E’ vero che non si puo’ limitare l’interpretazione al senso letterale delle parole, essendo necessario ricercare la comune intenzione delle parti. Ma e’ altrettanto vero che l’evidenziato senso univoco del testo puo’ essere letto come esemplificativo, cosi’ da svincolare le obbligazioni dal suo esplicito perimetro, quando cio’ emerga dall’intenzione comune delle parti e non di una sola di esse, ricostruita inoltre secondo buona fede (articolo 1366 cod. civ.). Con conseguente necessita’ di tener conto dell’affidamento, fatto dalla parte controinteressata al superamento del senso letterale delle parole, nella chiarezza dei patti che andava a sottoscrivere.
Lo stesso comportamento successivo dell’amministrazione depone in senso contrario, e il profilo non e’ stato approfondito dalla sentenza gravata. Infatti, dall’appendice contrattuale (pag. 9 del ricorso) risulta un’estensione della polizza dal 31 dicembre 2006 al 24 febbraio 2007, pacificamente dovuta alla sospensione istruttoria dei tempi di accertamento, riportata nel terzo e quinto motivo, in coerenza con il Decreto del Presidente della Repubblica n. 633 del 1972, articolo 57, comma 1, secondo periodo. Se la durata della garanzia era determinabile, come non previsto esplicitamente dal testo della polizza, di rimando a qualsiasi modifica dei tempi di (decadenza per l’)accertamento, questa seconda specificazione temporale, dopo quella iniziale, non avrebbe avuto e non troverebbe plausibile spiegazione.
Al contempo, come indicato nelle censure e come osservato dal precedente specifico cui qui si da’ continuita’ (pag. 9), in assenza di un’esplicita previsione contrattuale che colleghi la durata della garanzia ai termini fissati dalla legge per l’accertamento tributario, l’obbligazione del garante non puo’ che rimanere fissata nei termini consensualmente definiti, trattandosi di atto di autonomia privata che la legge non ha indicato di voler eterointegrare nel senso a ben vedere operato dalla pronuncia qui censurata. In questa chiave ne risultano violati gli articoli 38 bis e 10 citati, da cui non e’ dato evincere tale eterointegrazione, infatti declinata in termini interpretativi dalla corte territoriale eccedendo, pero’, il perimetro oggettivamente assegnabile all’ermeneutica, e plausibilmente attribuibile a quella inerente allo specifico contratto stipulato.

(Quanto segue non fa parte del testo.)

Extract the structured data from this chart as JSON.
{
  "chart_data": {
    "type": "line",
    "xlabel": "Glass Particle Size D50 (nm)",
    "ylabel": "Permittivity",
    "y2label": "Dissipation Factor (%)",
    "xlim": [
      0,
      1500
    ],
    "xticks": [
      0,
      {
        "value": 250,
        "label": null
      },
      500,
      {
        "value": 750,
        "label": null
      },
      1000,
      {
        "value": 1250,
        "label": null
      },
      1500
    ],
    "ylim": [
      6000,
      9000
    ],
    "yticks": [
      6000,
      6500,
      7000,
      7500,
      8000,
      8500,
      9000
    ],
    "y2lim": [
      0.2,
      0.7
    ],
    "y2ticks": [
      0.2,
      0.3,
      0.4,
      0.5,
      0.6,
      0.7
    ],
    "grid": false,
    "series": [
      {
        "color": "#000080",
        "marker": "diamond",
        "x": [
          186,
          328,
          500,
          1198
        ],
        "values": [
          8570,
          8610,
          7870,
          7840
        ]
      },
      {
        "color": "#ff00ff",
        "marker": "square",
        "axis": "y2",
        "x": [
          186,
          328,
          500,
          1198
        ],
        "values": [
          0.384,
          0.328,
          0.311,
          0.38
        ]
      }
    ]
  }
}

In altre parole, deve ribadirsi che non e’ pensabile che si costruisca un’obbligazione di garanzia destinata a durare per un tempo imprecisato in ragione di una normativa sopravvenuta e concernente il distinto rapporto tributario. Infine, poiche’ il beneficiario della garanzia e’ l’amministrazione finanziaria, si perverrebbe all’assurdo risultato di consentire, in sostanza, a una delle parti contraenti di protrarre unilateralmente e a proprio vantaggio la durata dell’obbligazione di garanzia.
Pertanto, il dilatarsi dei tempi posti all’amministrazione per i propri accertamenti non puo’ tradursi, in assenza di una chiara previsione contrattuale o di un’altrettanto puntuale eterointegrazione normativa negoziale (in tesi possibile), in una conseguente dilatazione della validita’ temporale dell’obbligazione di garanzia, venendo meno la stessa prevedibilita’ delle obbligazioni contrattuali, e del loro peso economico, in capo al garante.
3. Ne deriva l’accoglimento dei motivi secondo quanto anticipato, e la correlativa cassazione della decisione impugnata.
3.1. Spese al giudice del rinvio.
P.Q.M.
La Corte accoglie per quanto di ragione i motivi primo, terzo, quinto e sesto, assorbiti gli altri, cassa la decisione impugnata in relazione ai motivi accolti e rinvia alla corte di appello di Cagliari perche’, in diversa composizione, si pronunci anche sulle spese di legittimita’.